When a fluid flow at the speed of sound over a thin sharp flat plate over the leading edge at low incident angle at low Reynolds Number. Then a laminar boundary layer will be developed at the leading edge of the plate. And as there are viscous boundary layer, the plate will have a fictitious boundary layer so that a curved induced shock wave will be generated at the leading edge of the plate.
The shock layer is the region between the plate surface and the boundary layer. This shock layer be further subdivided into layer of viscid and inviscid flow, according to the values of Mach number, Reynolds Number and Surface Temperature. However, if the entire layer is viscous, it is called as merged shock layer.

==Solution to the Problem==

This Fluid dynamics problem can be solved by different Numerical Methods. However, to solve it with Numerical Methods several assumptions have to be considered. And as a result shock layer properties and shock location is determined. Results vary with one or more than one of viscosity of the fluid, Mach number and angle of incidence changes. Generally for large angles of incidences, the variation of Reynold's Number has significant effects on the change of the flow variables, whereas the viscous effects are dominant on the upper surface of the plate as well as behind the trailing edge of the plate.

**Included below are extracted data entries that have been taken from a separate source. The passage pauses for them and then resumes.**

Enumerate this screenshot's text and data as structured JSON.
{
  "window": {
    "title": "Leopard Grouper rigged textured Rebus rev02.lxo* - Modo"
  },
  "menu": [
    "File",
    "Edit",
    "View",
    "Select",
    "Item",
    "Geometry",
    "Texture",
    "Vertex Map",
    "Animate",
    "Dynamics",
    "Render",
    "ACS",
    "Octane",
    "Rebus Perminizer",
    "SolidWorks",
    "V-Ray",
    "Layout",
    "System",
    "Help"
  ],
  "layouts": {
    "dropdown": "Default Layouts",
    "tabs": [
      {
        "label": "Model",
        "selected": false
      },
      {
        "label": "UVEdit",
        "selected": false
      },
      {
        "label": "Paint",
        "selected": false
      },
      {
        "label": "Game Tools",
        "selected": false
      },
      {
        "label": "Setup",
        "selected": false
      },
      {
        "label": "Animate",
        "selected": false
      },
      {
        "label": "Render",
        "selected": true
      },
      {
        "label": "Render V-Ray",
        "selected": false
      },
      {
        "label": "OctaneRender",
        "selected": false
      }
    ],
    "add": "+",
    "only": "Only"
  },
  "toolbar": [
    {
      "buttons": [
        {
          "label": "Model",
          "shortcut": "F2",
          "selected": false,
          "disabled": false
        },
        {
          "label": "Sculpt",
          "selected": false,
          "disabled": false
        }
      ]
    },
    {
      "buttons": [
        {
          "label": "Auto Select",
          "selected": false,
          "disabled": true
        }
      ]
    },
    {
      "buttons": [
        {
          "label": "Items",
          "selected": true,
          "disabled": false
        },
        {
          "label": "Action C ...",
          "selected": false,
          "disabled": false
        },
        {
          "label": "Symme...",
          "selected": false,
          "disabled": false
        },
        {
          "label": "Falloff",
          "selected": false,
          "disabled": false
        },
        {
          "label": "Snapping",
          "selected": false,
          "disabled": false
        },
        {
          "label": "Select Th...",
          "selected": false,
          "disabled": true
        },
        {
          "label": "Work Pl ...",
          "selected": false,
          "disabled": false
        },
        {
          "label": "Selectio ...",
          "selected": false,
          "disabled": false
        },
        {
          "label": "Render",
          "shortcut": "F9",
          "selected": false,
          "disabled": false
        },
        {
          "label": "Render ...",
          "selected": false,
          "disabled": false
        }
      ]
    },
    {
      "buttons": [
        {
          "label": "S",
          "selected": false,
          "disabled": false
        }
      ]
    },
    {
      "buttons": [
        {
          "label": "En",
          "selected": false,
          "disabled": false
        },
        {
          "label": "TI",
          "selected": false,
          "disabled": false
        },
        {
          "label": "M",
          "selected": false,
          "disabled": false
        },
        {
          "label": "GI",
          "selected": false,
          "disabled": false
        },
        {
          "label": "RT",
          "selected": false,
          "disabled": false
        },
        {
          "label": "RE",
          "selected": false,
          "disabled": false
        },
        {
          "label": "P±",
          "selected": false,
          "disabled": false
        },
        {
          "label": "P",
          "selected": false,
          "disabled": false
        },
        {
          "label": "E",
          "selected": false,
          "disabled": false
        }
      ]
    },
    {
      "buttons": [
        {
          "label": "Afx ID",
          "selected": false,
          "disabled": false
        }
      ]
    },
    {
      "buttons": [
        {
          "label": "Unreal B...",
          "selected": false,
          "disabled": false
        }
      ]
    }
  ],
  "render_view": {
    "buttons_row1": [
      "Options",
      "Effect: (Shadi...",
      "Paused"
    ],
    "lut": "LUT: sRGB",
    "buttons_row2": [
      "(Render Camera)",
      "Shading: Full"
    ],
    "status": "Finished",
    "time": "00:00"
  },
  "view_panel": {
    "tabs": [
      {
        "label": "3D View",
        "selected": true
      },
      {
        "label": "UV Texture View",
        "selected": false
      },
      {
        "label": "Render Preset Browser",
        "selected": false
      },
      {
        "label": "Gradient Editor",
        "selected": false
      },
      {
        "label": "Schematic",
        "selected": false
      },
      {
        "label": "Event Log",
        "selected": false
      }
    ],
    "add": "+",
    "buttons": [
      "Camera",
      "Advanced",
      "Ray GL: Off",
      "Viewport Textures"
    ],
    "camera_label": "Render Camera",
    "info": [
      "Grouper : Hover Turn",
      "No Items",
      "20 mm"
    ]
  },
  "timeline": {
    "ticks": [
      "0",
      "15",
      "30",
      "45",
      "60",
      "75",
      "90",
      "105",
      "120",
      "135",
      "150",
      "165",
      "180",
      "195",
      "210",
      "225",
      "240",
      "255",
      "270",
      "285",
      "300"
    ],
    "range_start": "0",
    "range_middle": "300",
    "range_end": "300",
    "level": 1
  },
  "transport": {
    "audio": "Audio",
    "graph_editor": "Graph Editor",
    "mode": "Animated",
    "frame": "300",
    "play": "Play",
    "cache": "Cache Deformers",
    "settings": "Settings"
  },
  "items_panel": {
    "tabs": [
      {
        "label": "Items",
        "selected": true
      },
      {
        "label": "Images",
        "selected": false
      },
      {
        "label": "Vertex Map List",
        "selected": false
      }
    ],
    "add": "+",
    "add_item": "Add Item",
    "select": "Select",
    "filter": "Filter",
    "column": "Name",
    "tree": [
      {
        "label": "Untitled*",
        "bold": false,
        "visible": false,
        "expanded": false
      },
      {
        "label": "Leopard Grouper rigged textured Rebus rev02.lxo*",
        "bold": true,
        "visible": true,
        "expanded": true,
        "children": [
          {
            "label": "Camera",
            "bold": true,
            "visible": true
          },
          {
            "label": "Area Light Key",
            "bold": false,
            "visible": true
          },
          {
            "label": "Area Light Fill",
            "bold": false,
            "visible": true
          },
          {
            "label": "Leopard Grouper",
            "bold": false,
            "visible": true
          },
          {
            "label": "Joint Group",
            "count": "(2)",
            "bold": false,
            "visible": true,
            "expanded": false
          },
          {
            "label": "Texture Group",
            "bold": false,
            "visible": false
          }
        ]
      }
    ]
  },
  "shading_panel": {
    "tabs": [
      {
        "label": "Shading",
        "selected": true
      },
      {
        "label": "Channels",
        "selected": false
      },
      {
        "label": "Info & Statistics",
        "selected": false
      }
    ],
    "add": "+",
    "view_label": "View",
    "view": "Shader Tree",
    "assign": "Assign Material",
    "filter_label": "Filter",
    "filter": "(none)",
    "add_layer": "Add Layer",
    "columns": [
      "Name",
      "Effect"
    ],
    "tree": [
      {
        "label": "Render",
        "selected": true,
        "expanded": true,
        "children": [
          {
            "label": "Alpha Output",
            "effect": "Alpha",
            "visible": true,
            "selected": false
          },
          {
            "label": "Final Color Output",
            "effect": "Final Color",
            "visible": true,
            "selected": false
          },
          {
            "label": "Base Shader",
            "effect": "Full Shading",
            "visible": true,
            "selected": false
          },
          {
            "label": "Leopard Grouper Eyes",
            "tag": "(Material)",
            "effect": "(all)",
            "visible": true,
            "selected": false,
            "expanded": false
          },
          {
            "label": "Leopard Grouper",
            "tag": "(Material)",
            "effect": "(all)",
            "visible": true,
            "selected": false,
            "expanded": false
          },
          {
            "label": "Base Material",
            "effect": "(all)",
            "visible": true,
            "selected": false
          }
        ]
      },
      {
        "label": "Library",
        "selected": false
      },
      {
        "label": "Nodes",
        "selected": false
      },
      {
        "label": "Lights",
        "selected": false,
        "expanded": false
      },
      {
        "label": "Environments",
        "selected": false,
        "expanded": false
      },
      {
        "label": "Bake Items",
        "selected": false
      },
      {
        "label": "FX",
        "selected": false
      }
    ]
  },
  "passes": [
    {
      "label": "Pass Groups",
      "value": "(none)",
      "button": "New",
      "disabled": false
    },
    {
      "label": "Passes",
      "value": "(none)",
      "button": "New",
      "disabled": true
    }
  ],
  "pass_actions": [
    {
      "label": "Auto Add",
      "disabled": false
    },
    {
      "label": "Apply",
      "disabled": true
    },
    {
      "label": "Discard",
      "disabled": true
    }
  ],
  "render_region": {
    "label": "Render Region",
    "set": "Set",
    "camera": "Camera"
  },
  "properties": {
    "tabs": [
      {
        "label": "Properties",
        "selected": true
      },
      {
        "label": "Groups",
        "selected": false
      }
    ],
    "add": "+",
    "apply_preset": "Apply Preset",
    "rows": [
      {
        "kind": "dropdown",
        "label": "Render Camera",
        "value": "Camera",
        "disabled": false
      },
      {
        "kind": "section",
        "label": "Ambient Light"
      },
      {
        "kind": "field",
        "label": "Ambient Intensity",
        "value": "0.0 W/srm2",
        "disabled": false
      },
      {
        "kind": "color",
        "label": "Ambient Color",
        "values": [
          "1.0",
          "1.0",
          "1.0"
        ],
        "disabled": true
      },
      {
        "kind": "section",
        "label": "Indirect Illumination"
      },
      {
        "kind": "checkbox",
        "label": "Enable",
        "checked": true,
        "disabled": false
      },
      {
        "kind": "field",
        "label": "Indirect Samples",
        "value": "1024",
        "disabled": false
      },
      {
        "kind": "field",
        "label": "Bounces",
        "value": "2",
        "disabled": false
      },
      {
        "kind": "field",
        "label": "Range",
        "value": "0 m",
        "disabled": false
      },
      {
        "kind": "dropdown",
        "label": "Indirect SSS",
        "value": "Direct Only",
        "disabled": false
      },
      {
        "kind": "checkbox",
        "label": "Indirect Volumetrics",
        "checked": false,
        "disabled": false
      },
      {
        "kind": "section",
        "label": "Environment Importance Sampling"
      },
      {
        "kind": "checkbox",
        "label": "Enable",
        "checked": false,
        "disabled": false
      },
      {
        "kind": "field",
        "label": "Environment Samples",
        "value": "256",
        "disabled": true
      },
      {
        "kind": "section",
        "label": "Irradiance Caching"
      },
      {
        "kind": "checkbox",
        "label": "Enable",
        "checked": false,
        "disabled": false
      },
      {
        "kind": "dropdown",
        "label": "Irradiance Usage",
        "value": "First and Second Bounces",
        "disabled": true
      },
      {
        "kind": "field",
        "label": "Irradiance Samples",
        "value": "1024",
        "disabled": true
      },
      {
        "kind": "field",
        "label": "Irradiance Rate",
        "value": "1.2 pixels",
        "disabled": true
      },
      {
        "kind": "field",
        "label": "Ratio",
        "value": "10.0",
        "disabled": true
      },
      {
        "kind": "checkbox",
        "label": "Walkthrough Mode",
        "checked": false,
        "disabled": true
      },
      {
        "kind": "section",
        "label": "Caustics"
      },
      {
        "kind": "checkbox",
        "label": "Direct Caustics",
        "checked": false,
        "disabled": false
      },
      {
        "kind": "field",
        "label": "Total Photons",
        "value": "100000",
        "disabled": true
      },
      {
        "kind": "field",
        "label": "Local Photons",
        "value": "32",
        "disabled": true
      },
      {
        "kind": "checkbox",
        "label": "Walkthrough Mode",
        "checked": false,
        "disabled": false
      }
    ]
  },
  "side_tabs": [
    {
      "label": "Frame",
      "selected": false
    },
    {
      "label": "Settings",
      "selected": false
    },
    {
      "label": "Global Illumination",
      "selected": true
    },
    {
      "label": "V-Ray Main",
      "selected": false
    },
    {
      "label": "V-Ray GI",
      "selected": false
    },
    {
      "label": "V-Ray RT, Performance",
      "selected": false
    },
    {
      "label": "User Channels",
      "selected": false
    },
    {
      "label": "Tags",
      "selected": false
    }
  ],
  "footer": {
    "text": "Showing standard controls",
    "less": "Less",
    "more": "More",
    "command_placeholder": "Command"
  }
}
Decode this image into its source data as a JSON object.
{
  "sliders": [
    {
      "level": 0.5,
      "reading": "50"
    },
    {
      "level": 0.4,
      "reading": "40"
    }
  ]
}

Different experimenters get different result as per the assumptions they have made to solve the problem.

The primary method which is generally used to this problem:

===Explicit Finite Difference Approach===
This method involves using time-dependent Navier-Stokes equation which is advantageous because of its inherent ability to evolve to the correct steady state solution.
The continuity, momentum and energy equations and some other situational equations are needed to solve the problem. MacCormack's time marching technique is applied and then using Taylor series expansion the flow field variables are advanced at each grid point. Then, initial boundary conditions are applied and solving equations will converge to approximated results.
These equations can be solved by using different algorithms to get better and efficient results with minimum errors.